"No experiment can be more interesting than that we are now trying, and which we trust will end in establishing the fact, that man may be governed by reason and truth. Our first object should therefore be, to leave open to him all the avenues to truth. The most effectual hitherto found, is the freedom of the press. It is, therefore, the first shut up by those who fear the investigation of their actions." --Thomas Jefferson to John Tyler, 1804.

The seizure of WaMu

The biggest savings and loan in the country, and one of the leading businesses in the Northwest, Washington Mutual, has been seized and decomposed.

The company doesn’t even mention the development on its news release page. But what happened is that federal regulators with the Federal Deposit Insurance Corporation today seized ownership, and sold most of it to JP Morgan Chase. A press release from the latter says:

JPMorgan Chase & Co. (NYSE: JPM) tonight announced it has
acquired all deposits, assets and certain liabilities of Washington Mutual’s banking operations from the Federal Deposit Insurance Corporation (FDIC), effective immediately. Excluded from the transaction are the senior unsecured debt, subordinated debt, and preferred stock of Washington Mutual’s banks. JPMorgan Chase will not be acquiring any assets or liabilities of the banks’ parent holding company (WM) or the holding company’s non-bank subsidiaries.
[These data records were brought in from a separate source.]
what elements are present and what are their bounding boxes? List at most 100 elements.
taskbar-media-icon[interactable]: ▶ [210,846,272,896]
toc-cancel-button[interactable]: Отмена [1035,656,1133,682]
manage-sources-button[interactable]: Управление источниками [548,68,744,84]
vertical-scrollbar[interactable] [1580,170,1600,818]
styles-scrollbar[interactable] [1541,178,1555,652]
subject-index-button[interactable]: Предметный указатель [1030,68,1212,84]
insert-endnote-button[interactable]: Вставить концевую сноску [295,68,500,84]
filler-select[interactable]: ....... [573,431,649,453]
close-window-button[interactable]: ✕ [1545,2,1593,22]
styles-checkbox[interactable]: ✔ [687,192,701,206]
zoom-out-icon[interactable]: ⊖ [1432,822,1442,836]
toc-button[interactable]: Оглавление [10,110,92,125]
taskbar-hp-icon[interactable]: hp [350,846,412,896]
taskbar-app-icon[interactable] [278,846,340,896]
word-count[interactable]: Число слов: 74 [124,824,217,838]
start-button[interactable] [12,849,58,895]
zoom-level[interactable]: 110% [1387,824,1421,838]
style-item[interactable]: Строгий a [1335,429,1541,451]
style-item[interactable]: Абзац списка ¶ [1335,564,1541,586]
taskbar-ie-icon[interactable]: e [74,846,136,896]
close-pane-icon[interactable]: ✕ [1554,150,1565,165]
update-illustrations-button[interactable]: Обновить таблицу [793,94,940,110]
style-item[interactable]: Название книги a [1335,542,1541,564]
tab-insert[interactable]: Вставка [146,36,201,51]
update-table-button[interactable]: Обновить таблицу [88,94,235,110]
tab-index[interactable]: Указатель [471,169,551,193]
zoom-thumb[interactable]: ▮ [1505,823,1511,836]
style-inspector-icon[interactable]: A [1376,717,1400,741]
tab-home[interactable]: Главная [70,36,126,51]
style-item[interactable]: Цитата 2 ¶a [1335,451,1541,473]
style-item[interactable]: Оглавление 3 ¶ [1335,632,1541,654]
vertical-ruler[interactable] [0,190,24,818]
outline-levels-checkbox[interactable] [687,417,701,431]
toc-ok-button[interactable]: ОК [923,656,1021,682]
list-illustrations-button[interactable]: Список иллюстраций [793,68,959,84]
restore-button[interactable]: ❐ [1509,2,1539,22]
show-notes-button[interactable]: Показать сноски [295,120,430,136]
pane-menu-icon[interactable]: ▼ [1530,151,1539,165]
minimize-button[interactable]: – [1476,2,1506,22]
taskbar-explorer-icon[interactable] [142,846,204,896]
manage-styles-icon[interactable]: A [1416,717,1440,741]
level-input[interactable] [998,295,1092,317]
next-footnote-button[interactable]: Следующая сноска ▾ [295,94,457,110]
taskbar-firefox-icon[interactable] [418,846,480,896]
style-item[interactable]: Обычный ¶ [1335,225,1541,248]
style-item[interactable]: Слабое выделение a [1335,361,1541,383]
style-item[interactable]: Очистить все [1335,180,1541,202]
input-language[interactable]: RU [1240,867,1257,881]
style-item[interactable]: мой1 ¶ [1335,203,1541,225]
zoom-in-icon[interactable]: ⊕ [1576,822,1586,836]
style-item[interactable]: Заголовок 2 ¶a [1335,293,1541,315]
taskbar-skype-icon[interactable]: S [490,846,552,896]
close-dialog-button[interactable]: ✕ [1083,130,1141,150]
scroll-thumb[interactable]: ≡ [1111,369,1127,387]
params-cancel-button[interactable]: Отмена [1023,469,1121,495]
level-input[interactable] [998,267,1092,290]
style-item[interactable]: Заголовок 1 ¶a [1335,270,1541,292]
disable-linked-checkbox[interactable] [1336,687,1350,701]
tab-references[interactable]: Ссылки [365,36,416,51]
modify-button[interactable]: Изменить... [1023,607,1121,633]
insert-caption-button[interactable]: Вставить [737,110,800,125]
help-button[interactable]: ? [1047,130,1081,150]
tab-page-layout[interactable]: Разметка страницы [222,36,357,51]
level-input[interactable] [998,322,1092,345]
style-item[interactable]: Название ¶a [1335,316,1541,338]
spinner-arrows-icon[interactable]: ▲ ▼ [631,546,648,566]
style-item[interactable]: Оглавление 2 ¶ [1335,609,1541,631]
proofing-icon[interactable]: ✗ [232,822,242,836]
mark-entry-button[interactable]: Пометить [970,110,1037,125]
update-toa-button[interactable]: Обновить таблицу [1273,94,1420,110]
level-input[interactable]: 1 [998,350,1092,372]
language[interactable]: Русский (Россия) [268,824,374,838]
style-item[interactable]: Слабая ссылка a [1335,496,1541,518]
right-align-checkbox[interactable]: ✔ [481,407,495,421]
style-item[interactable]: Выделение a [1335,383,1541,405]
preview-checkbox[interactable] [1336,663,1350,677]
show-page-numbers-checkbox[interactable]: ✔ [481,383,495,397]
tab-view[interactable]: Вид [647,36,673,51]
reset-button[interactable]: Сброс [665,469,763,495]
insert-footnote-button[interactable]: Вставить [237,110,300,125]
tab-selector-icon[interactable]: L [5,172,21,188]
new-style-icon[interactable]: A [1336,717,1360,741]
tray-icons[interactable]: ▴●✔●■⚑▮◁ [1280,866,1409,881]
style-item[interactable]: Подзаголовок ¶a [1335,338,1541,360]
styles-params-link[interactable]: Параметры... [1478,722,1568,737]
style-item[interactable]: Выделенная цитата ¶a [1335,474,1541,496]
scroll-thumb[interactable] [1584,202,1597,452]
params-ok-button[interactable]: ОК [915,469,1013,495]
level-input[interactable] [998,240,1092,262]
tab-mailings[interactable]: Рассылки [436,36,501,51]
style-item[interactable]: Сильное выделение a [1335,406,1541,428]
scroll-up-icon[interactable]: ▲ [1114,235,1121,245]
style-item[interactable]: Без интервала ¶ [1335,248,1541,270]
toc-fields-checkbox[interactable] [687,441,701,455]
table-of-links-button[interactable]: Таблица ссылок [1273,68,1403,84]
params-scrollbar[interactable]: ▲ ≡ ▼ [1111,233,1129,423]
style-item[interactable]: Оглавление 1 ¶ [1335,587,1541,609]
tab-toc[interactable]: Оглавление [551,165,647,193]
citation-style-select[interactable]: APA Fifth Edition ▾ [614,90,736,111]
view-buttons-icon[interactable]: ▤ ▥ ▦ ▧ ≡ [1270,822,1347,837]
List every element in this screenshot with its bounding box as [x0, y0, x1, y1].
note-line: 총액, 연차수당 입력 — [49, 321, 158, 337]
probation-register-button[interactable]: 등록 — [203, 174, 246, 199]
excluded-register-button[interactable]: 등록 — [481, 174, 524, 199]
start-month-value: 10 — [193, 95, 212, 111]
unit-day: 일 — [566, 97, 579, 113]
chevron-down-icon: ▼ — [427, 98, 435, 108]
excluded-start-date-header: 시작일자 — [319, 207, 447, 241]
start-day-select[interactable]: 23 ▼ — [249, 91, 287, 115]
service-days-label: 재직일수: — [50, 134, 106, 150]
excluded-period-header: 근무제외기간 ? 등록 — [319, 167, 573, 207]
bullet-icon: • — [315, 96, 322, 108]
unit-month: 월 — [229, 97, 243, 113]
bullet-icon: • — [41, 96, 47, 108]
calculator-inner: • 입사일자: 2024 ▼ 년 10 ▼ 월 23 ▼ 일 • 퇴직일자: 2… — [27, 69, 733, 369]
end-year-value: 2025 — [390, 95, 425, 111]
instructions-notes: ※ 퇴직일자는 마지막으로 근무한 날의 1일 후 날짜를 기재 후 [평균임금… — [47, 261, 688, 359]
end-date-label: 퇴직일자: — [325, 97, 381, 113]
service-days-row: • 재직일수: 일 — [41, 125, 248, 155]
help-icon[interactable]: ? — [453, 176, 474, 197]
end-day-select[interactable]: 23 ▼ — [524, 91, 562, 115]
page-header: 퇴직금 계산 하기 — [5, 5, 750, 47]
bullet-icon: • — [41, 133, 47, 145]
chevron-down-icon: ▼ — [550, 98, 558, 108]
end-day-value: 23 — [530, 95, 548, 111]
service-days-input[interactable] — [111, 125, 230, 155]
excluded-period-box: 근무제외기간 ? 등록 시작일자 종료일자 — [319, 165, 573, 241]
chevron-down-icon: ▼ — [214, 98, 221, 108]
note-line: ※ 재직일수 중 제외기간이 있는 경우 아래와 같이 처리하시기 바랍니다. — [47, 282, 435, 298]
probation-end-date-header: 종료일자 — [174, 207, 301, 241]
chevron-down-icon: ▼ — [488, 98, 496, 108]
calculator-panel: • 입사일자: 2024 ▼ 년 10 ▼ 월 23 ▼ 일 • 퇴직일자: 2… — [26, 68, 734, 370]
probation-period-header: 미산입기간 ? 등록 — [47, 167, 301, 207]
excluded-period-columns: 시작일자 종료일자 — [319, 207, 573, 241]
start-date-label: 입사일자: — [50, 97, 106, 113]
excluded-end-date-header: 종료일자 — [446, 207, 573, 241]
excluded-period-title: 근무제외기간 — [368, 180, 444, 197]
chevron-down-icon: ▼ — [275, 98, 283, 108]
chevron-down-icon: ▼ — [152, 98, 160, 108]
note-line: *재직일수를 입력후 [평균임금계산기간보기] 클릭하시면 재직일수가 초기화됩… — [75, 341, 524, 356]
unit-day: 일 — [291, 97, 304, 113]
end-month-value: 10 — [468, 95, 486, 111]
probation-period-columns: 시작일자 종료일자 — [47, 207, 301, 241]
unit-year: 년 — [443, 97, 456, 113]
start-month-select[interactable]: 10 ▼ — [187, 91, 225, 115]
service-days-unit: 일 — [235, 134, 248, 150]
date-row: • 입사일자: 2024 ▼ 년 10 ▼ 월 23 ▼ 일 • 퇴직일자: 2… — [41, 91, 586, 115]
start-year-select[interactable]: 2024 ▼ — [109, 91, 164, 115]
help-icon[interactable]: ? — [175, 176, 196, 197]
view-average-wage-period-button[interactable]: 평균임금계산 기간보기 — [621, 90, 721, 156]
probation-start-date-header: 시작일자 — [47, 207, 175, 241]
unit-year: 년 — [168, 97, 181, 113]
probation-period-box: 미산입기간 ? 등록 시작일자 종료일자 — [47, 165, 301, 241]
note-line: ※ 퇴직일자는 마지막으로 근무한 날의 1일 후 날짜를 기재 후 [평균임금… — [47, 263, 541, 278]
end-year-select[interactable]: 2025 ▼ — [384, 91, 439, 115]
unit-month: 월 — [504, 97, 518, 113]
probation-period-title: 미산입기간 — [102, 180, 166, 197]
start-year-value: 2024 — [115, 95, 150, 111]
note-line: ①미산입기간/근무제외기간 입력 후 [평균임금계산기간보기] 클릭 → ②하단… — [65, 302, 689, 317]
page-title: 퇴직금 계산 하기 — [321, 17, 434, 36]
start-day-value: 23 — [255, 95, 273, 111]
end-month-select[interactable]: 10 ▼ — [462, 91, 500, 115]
As part of this transaction, JPMorgan Chase will make a payment of approximately $1.9 billion to the FDIC.

The acquisition expands Chase’s consumer branch network into the attractive states of California, Florida and Washington State and creates the nation’s second-largest branch network – with locations reaching 42% of the U.S. population. The combined 5,400 branches in 23 states will also serve as an excellent base to extend the reach of the business banking, commercial banking, credit card, consumer lending and wealth management businesses. The acquisition also extends Chase’s retail branch network to additional states, including Georgia, Idaho, Nevada and Oregon.

Oh joy – another corporate buyout of a formerly Northwest-based business. How do you suppose the customer, employee and community-relations components of this one will play out? Along the lines, perhaps, of those previous?